France's Commission Nationale de l'Informatique, working on behalf of the EU's 27 national data regulators, said on Tuesday it had found legal flaws with a new approach to user data that Google adopted in March.
Among CNIL's concerns was the way the U.S. group combines anonymous data from users' browsing histories across its services to better target advertising.
That led the national regulators to issue 12 recommendations for Google to bring its privacy policy into line, including better informing users on how data will be used, and setting precise periods for data to be retained.
Google global privacy counsel Peter Fleischer said the company would examine the results of the investigation, adding it remained confident its privacy policy respected EU law.
CNIL president Isabelle Falque-Pierrotin said regulators were prepared to talk to Google, adding: "If Google does not conform in the allotted time, we will enter into the disciplinary phase".
Google can either negotiate with the regulators and change elements of its privacy policy or challenge their authority to impose changes in court. The data protection watchdogs that examined the privacy policy cannot rule on the legality of Google's approach since they are not a court of law.
Some national data protection regulators including those in Belgium, France and the Netherlands have, in the past, imposed fines on companies that have breached rules. Such sanctions cannot be imposed EU-wide.
When Google was found to have broken data protection rules after its Street View cars collected unauthorized data on public wifi networks in 2010, it faced dozens of separate cases.
In that episode, Google was fined 100,000 euros ($129,000)by the French watchdog and the Netherlands threatened a 1 million euro fine if it did not change its policy.
Google's new approach to data, which consolidated 60 privacy policies into one, allows the pooling of information collected on individual users across its services, including YouTube, Gmail and the Google+ social network. Users cannot opt out.

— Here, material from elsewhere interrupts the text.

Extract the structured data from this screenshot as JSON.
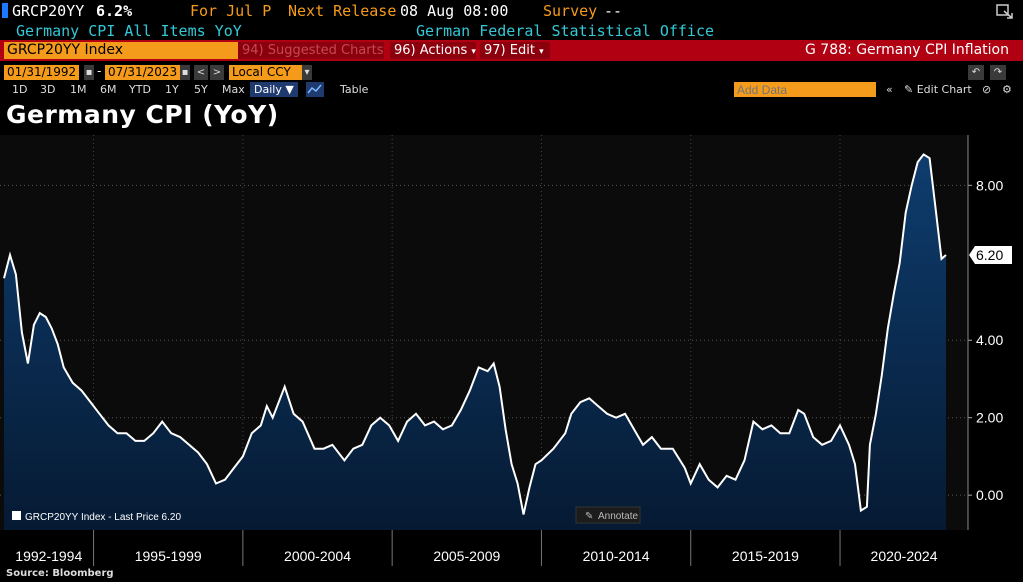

Jacob Kohnstamm, the Dutch data protection boss and head of the working group of EU data protection regulators, said it was the first time regulators had cooperated on an investigation.
"Since internet companies know no borders, it is indispensable that data protection work together," he said.
Chris Watson, a lawyer at CMS Cameron McKenna LLP, said: "How the case turns out will be an important test case of Europe's (EU) ability to enforce its point of view on online privacy".